Nikon 50mm f/1.8D Lens: The Budget Buster
Fastest aperture: f/1.8
Slowest aperture: f/22
Size: 2.5x1.5 inches
Weight: 5.5 ounces
Number of elements: 6 in 5 groups
Number of Blades:7
Made in: China
Released: March 2008 (based off the 1991 model)
Stand-out Spec:The only lens of the four to stop down to f/22.
Click for a more in depth breakdown of this lens.
Who Should buy it: Those with mid-level or Pro DSLR’s (anyone with a D7000/D90 series or higher), budget-minded individuals, those who are willing to sacrifice ½ a stop. .
Who should skip it: Those with entry-level DSLR’s and prosumers DSLR’s (D5000 series or lower).
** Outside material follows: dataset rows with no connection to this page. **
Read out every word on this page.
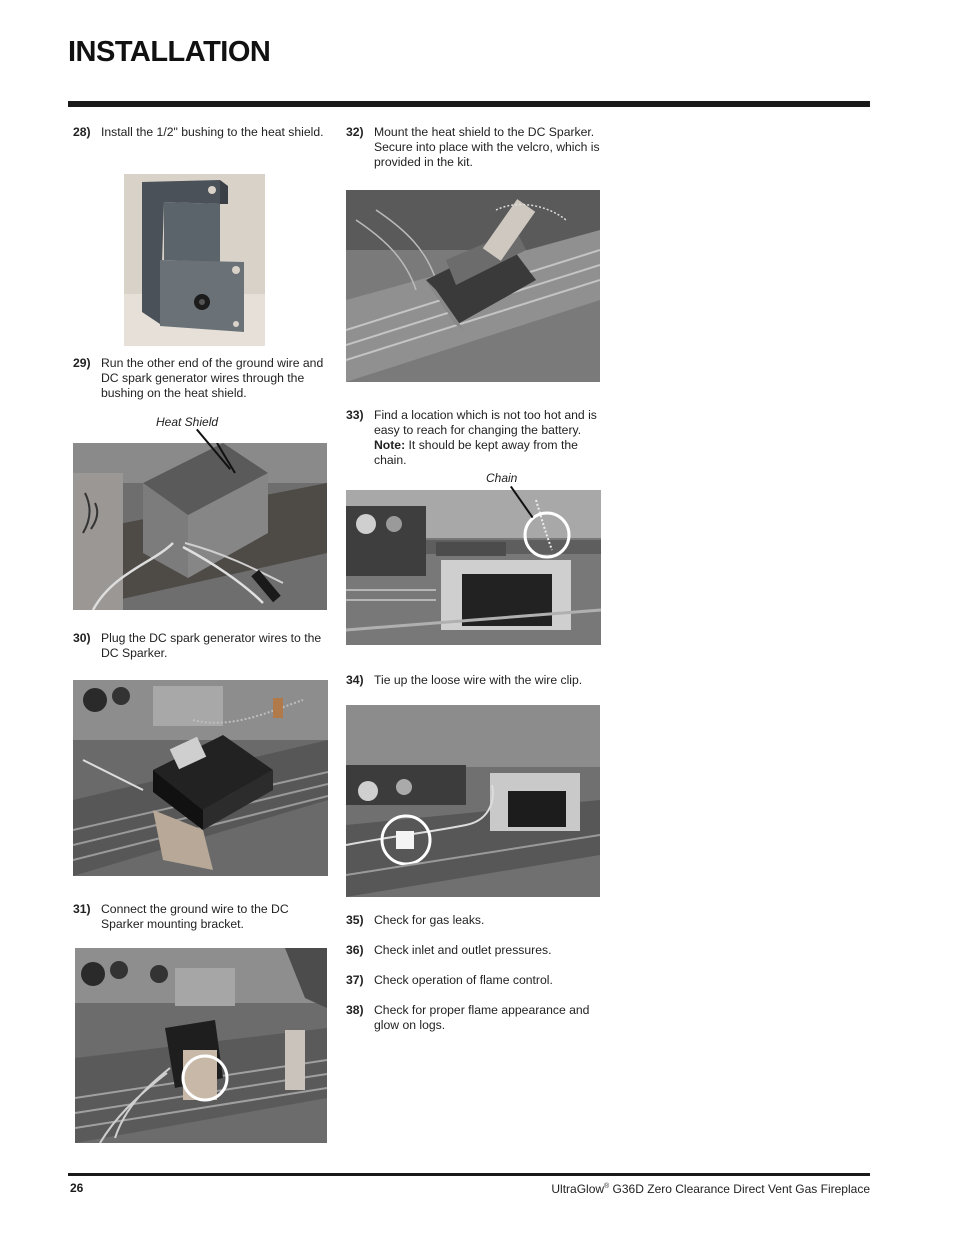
INSTALLATION
28) Install the 1/2" bushing to the heat shield.
29) Run the other end of the ground wire and DC spark generator wires through the bushing on the heat shield.
Heat Shield
30) Plug the DC spark generator wires to the DC Sparker.
31) Connect the ground wire to the DC Sparker mounting bracket.
32) Mount the heat shield to the DC Sparker. Secure into place with the velcro, which is provided in the kit.
33) Find a location which is not too hot and is easy to reach for changing the battery.
Note: It should be kept away from the chain.
Chain
34) Tie up the loose wire with the wire clip.
35) Check for gas leaks.
36) Check inlet and outlet pressures.
37) Check operation of flame control.
38) Check for proper flame appearance and glow on logs.
26	UltraGlow® G36D Zero Clearance Direct Vent Gas Fireplace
Just because the 50mm f/1.8D lens is Nikon’s cheapest, doesn’t mean by any means that it is its worst.In fact this is the only 50 of the four to stop down to f/22—the other three go to f/16.
Like the 50mm f/1.4D lens, this one is also based off an older model, although not one from the 70’s. Our SQF’s reveal that it is fairly comparable in terms of sharpness to the 50mm f/1.4D lens—at a size of 5x7 it scored an A+ rating at all apertures. However at 11x14, it dipped into the A range at f/1.8 and f/2.8. The larger the print size after 11x14, the more the disparity between the two D-series lenses increases.
While video is possible with this lens, we really wouldn’t recommend it. The 50 1/.8D is essentially high-end Nikkor optics, in a cheaper-quality plastic housing. While this results in it being the lightest of the four lenses, it also means it has scratchy manual focusing.
Like its D-series counterpart, this lenses biggest negative is it only works with the higher end cameras. However, if you have a D90, D7000, D300, D300s, D700, D3, D3x or D3s and are looking for the most bang-for-your-buck, look no further than this little guy.